The new Census Bureau data showing that the nation lost substantial ground on poverty, median income and health insurance coverage in 2008 is important not just for what it says, but also for the context in which it came.

It came after an economic expansion in 2001-2007 during which poverty actually rose and median income for working-age households fell - the opposite of what normally occurs during expansions. Moreover, the grim figures for 2008 likely will be even worse for 2009, when the recession deepened and unemployment rose considerably.

These long-term trends highlight not only the need for health reform that will expand insurance coverage to the more than 46 million Americans who lack it. They also highlight the need for policymakers to be mindful of falling incomes among working-age Americans and rising poverty when deciding how to finance health care reform and, down the road, who will bear the burden of reducing soaring budget deficits.

The Census Bureau report was grim indeed. For starters, the poverty rate, or the share of the population living in poverty, rose to its highest level since 1997. The share of the population living in “deep poverty” - with cash incomes below half of the poverty line - reached its highest level since 1994. And the income of the typical, or median, household fell to its lowest level since 1997.

In part, these figures reflect the impact of the recession, which began in December 2007. But, as noted above, they also reflect the disappointing record of the 2001-07 expansion. Never before, since the government began collecting such statistics, was the poverty rate higher and median income for working-age households lower at the end of an expansion than at its beginning. And because the nation lost ground over that expansion, we entered this recession in a particularly weak position.

Why was the 2001-07 expansion so disappointing? For one thing, its benefits were heavily skewed to high-income Americans rather than broadly shared. Economists Thomas Piketty and Emmanuel Saez have found the top 1 percent of households received two-thirds of the growth in national income that occurred during the recovery, a larger share than in any other expansion since the 1920s.

In health coverage, the most striking feature of the census figures concerns the weakening of employer-sponsored coverage, the main source of coverage for the nonelderly.
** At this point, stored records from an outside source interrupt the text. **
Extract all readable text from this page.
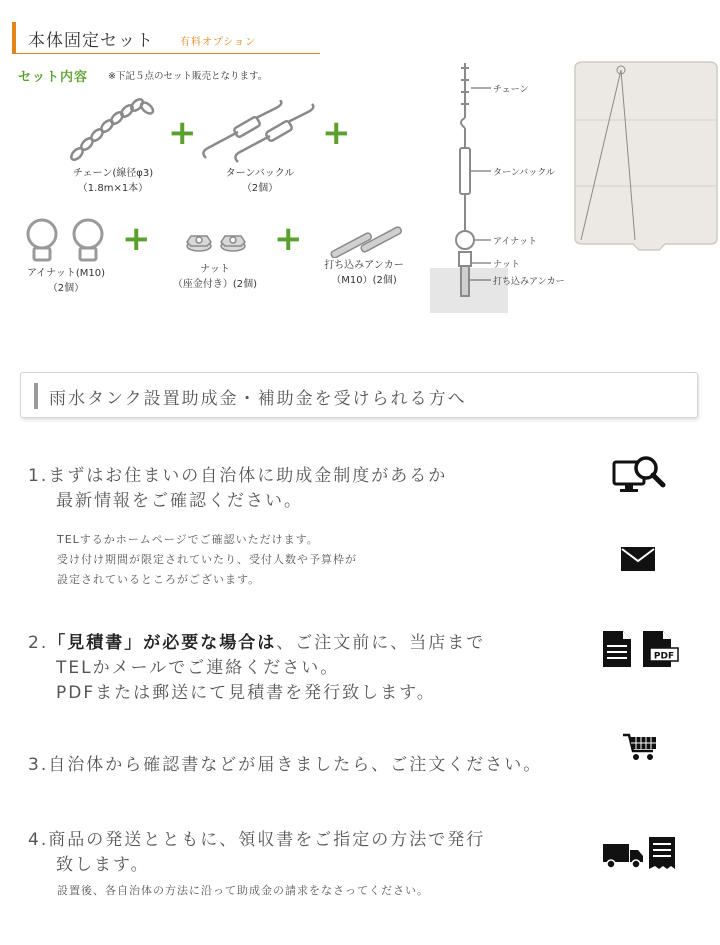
本体固定セット	有料オプション
セット内容 ※下記５点のセット販売となります。
チェーン(線径φ3)
（1.8m×1本）
+
ターンバックル
（2個）
+
アイナット(M10)
（2個）
+
ナット
（座金付き）(2個)
+
打ち込みアンカー
（M10）(2個)
チェーン
ターンバックル
アイナット
ナット
打ち込みアンカー
雨水タンク設置助成金・補助金を受けられる方へ
1.まずはお住まいの自治体に助成金制度があるか
最新情報をご確認ください。
TELするかホームページでご確認いただけます。
受け付け期間が限定されていたり、受付人数や予算枠が
設定されているところがございます。
2.「見積書」が必要な場合は、ご注文前に、当店まで
TELかメールでご連絡ください。
PDFまたは郵送にて見積書を発行致します。
3.自治体から確認書などが届きましたら、ご注文ください。
4.商品の発送とともに、領収書をご指定の方法で発行
致します。
設置後、各自治体の方法に沿って助成金の請求をなさってください。
PDF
Between 2001 and 2008, the share of the nonelderly population with job-based coverage fell from 67 percent to 62 percent. Both full- and part-time workers were less likely to have job-based coverage in 2008 than in 2001.
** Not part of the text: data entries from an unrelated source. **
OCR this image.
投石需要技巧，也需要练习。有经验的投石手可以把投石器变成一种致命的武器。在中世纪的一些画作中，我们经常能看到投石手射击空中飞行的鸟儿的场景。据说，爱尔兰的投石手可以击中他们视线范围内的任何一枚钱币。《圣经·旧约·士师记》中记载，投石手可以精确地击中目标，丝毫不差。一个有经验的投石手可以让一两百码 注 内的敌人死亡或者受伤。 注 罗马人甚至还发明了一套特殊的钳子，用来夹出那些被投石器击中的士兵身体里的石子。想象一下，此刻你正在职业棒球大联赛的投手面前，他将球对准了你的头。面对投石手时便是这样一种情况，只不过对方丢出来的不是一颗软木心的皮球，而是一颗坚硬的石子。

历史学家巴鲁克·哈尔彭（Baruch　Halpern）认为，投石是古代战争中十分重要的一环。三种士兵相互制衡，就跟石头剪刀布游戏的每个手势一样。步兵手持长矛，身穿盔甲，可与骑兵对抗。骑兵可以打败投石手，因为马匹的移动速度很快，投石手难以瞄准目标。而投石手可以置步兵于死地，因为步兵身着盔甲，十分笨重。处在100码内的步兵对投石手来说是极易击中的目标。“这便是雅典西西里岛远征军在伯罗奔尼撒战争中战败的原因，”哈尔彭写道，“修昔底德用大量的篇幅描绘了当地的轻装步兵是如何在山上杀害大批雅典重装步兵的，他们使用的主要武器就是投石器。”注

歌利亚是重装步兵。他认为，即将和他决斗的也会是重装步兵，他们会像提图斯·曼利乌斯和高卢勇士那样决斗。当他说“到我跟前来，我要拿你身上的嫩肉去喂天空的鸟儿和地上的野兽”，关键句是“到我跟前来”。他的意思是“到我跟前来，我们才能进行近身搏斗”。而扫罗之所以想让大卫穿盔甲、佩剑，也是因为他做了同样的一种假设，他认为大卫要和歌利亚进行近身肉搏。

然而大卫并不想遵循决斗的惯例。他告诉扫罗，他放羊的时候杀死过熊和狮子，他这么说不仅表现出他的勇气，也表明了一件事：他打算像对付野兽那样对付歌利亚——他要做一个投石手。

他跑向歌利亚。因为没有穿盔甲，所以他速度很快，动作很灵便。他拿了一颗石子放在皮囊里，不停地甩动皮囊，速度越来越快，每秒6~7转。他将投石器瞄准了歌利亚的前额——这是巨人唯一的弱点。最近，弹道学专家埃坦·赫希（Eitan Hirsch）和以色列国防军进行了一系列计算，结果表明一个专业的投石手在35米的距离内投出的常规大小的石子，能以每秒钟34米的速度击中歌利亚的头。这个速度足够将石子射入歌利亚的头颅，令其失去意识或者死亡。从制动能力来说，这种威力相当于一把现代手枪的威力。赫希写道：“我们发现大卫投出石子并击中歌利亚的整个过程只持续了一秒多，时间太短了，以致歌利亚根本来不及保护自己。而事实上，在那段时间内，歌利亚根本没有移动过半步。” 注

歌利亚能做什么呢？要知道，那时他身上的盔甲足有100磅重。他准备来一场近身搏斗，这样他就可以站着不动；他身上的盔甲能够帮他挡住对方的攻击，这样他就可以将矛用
Fortunately, public health insurance programs such as Medicaid and the Children’s Health Insurance Program helped offset the drop in employer-sponsored coverage. In fact, the number of uninsured children actually dropped by 800,000 in 2008 as more low-income children were enrolled in these programs. But the overall number of people who are uninsured jumped by 682,000 in 2008 and now exceeds 46 million.

Given the weak economy and huge job losses in the first part of this year, virtually all of the above figures will look considerably worse a year from now when the Census Bureau releases data for 2009. In addition, in recent recessions unemployment has continued rising for well over a year after the recession ended. If that pattern holds, the results for 2010 could be even worse.
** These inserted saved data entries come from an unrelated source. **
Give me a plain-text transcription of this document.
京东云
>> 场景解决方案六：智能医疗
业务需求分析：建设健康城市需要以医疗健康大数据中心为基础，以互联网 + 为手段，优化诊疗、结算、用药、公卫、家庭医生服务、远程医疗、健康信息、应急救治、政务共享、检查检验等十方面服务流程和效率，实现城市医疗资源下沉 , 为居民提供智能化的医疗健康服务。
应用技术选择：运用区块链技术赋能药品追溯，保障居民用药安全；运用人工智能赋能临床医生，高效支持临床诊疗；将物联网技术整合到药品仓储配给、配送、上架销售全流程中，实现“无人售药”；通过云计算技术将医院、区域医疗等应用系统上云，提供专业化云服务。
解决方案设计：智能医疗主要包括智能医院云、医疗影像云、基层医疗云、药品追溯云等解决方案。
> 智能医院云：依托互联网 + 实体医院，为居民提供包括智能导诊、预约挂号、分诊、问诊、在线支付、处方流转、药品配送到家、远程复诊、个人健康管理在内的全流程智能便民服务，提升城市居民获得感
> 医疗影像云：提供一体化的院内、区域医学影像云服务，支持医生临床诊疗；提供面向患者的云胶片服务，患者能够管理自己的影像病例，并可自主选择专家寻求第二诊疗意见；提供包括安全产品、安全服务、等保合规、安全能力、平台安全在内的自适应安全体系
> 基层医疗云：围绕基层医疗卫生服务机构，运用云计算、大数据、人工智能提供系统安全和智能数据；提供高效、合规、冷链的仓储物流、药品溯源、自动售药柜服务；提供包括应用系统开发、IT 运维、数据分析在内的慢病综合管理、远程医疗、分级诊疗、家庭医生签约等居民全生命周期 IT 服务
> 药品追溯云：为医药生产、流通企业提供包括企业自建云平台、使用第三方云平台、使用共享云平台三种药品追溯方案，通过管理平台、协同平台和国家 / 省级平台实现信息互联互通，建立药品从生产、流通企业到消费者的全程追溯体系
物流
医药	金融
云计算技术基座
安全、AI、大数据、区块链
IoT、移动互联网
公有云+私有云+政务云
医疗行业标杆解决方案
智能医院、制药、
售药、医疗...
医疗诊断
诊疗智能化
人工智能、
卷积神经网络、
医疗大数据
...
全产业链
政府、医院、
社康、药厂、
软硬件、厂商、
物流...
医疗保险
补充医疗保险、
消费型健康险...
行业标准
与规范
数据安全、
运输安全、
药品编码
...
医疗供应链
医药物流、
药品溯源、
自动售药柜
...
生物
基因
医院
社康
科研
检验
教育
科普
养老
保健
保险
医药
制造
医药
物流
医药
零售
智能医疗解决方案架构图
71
However, the expected increases in poverty in 2009-2010 will be much smaller than they would have been without the economic recovery legislation enacted in February. Though the recovery act’s main purpose was to stimulate the economy, it is also helping keep millions of Americans out of poverty.

We estimate that a series of provisions in the recovery act - improvements in unemployment insurance, tax credits for working families, an increase in food stamps, and a one-time payment for retirees, veterans, and people with disabilities - will keep 6.2 million Americans, including 2.4 million children, from falling into poverty in 2009 and will reduce the severity of poverty for 33 million others.

To derive these figures, we considered not only peoples’ income and taxes, but also the value of cash and noncash benefits, such as food stamps, they receive. We also used an alternative poverty measure, from the National Academy of Sciences, for our calculations because that measure considers such cash and non-cash benefits that the official poverty measure does not.

Looking ahead, Congress is considering health care reform bills that would cover tens of millions of uninsured Americans, strengthen employer coverage and Medicaid, provide new health insurance choices, and prevent insurers from denying coverage or charging exorbitant amounts to people with medical conditions, as well as begin to slow the growth of health care costs. The census numbers underscore the urgency of such steps.

In addition, the discouraging census figures on poverty and incomes should serve as a caution to policymakers when they finally begin to address long-term deficits.

David Stockman, President Reagan’s budget director, once argued that when the federal government seeks to reduce the deficit, it should target areas where government resources aren’t warranted instead of targeting politically weak constituents. “We are interested in curtailing weak claims rather than weak clients,” Mr. Stockman stated. “We have to show that we are willing to attack powerful clients with weak claims.”

The large and growing number of Americans who are struggling to make ends meet may not be politically powerful, but we need to consider their economic status when we finally address the budget deficit.

• Robert Greenstein is executive director of the Center on Budget and Policy Priorities.